Дядя мотнул головой, хотя ровно ничего не понял из слов Жени. Но размышлять над этим было поздно. Женя уже командовала:

– Теперь сиди, не шевелясь, пока я не ударю три раза в ладоши! Я начинаю.

Она вышла на середину комнаты и ударила резко ладонь о ладонь.

– Раз!..

Дверь из гостиной в кабинет отворилась, и на ее пороге появился сконфуженный и красный, как рак, Витик Зон.

– А… а!.. – как-то странно проронил директор и искоса взглянул на маленького пансионера.

– Два!

Женя во второй раз хлопнула в ладоши. И вторично растворилась дверь, не гостиная только, а другая, маленькая, чуть заметная для взора, которая вела в кабинет из классной комнаты девочек.

На пороге классной возникло новое видение – перед изумленным взором господина Макарова теперь уже не один, а двое: Котя и Кудлашка.

– Что же это, наконец, за шутки, Женя? – растерянно заморгал Александр Васильевич.
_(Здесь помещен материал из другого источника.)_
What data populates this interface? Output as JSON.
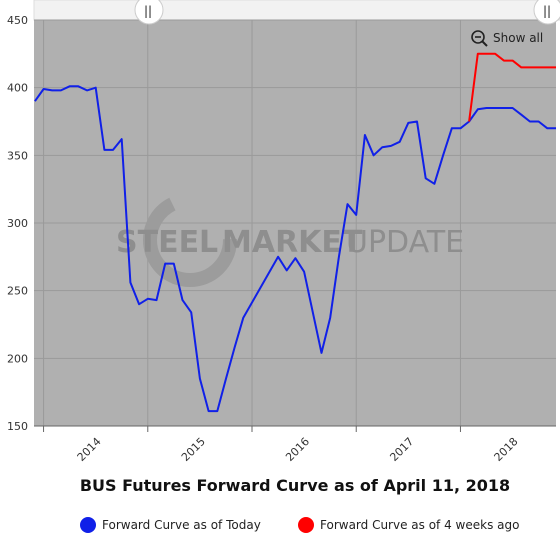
{
  "chart_data": {
    "type": "line",
    "title": "BUS Futures Forward Curve as of April 11, 2018",
    "xlabel": "",
    "ylabel": "",
    "ylim": [
      150,
      450
    ],
    "y_ticks": [
      150,
      200,
      250,
      300,
      350,
      400,
      450
    ],
    "x_tick_labels": [
      "2014",
      "2015",
      "2016",
      "2017",
      "2018"
    ],
    "x_range": [
      "2013-12",
      "2018-12"
    ],
    "grid": true,
    "legend_position": "bottom",
    "series": [
      {
        "name": "Forward Curve as of Today",
        "color": "#1020e8",
        "x": [
          "2013-12",
          "2014-01",
          "2014-02",
          "2014-03",
          "2014-04",
          "2014-05",
          "2014-06",
          "2014-07",
          "2014-08",
          "2014-09",
          "2014-10",
          "2014-11",
          "2014-12",
          "2015-01",
          "2015-02",
          "2015-03",
          "2015-04",
          "2015-05",
          "2015-06",
          "2015-07",
          "2015-08",
          "2015-09",
          "2015-10",
          "2015-11",
          "2015-12",
          "2016-04",
          "2016-05",
          "2016-06",
          "2016-07",
          "2016-09",
          "2016-10",
          "2016-11",
          "2016-12",
          "2017-01",
          "2017-02",
          "2017-03",
          "2017-04",
          "2017-05",
          "2017-06",
          "2017-07",
          "2017-08",
          "2017-09",
          "2017-10",
          "2017-11",
          "2017-12",
          "2018-01",
          "2018-02",
          "2018-03",
          "2018-04",
          "2018-05",
          "2018-06",
          "2018-07",
          "2018-08",
          "2018-09",
          "2018-10",
          "2018-11",
          "2018-12"
        ],
        "values": [
          390,
          399,
          398,
          398,
          401,
          401,
          398,
          400,
          354,
          354,
          362,
          256,
          240,
          244,
          243,
          270,
          270,
          243,
          234,
          185,
          161,
          161,
          185,
          208,
          230,
          275,
          265,
          274,
          264,
          204,
          230,
          275,
          314,
          306,
          365,
          350,
          356,
          357,
          360,
          374,
          375,
          333,
          329,
          350,
          370,
          370,
          375,
          384,
          385,
          385,
          385,
          385,
          380,
          375,
          375,
          370,
          370
        ]
      },
      {
        "name": "Forward Curve as of 4 weeks ago",
        "color": "#ff0000",
        "x": [
          "2018-02",
          "2018-03",
          "2018-04",
          "2018-05",
          "2018-06",
          "2018-07",
          "2018-08",
          "2018-09",
          "2018-10",
          "2018-11",
          "2018-12"
        ],
        "values": [
          375,
          425,
          425,
          425,
          420,
          420,
          415,
          415,
          415,
          415,
          415
        ]
      }
    ]
  },
  "zoom": {
    "show_all_label": "Show all",
    "icon": "zoom-out-icon",
    "handle_left_glyph": "||",
    "handle_right_glyph": "||"
  },
  "watermark": {
    "part1": "STEEL",
    "part2": "MARKET",
    "part3": "UPDATE"
  },
  "colors": {
    "plot_background": "#b0b0b0",
    "grid": "#9a9a9a",
    "today": "#1020e8",
    "four_weeks_ago": "#ff0000"
  }
}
Но Женя только трясла головой и мычала что-то непонятное себе под нос. Третий и последний хлопок.

– Три! Читай письмо, дядя! Скорее, скорее! И как можно громче! – закричала Женя так, точно потолок готов был сию минуту свалиться ей на голову.

Александр Васильевич, недоумевая, разорвал конверт, вынул из него лист бумаги, исписанный крупным почерком Жени, и прочитал во весь голос:

– «Дети, вы провинились и заслужили наказание. Но я прощаю вас и наказывать не буду. Кудлашку позволяю оставить в пансионе. Это будет подарок моей маленькой Жене вместо обещанного пони».

Вот и все, что было в записке. Женя торжествовала.

Глава XXXVII

Живой петух в печке

Каждый понедельник месье Шарль аккуратно, от девяти до двенадцати, читал детям очень поучительную повесть об одном умном, добром и послушном мальчике. Этот мальчик никогда не шалил, не клал локтей на стол за обедом, не фыркал носом, не пачкал курточку, не рвал штанов. Он умел кланяться и шаркать ножкой, за все благодарил и не носил дохлых мышей и живых лягушат в кармане. Словом, это был настоящий пай-мальчик. Но слушать про этого мальчика маленьким пансионерам было очень скучно. К тому же Женя сидела на яблоне, как раз под окном классной, и строила рыцарям такие уморительные гримасы, что те, глядя на нее, едва удерживались от смеха.

Женя не ограничилась этим и, сорвав несколько яблок, еще зеленых и незрелых, запустила их в окошко. Одно яблоко попало в чернильницу, которая стояла как раз против месье Шарля. Черные брызги фонтаном полетели во все стороны. Одна из них попала на нос Жирафа и украсила его кончик черной лепешкой. Месье Шарль, разом поняв, в чем дело, помчался в сад, чтобы поймать виновницу, а заодно и смыть с носа злополучное чернильное пятно.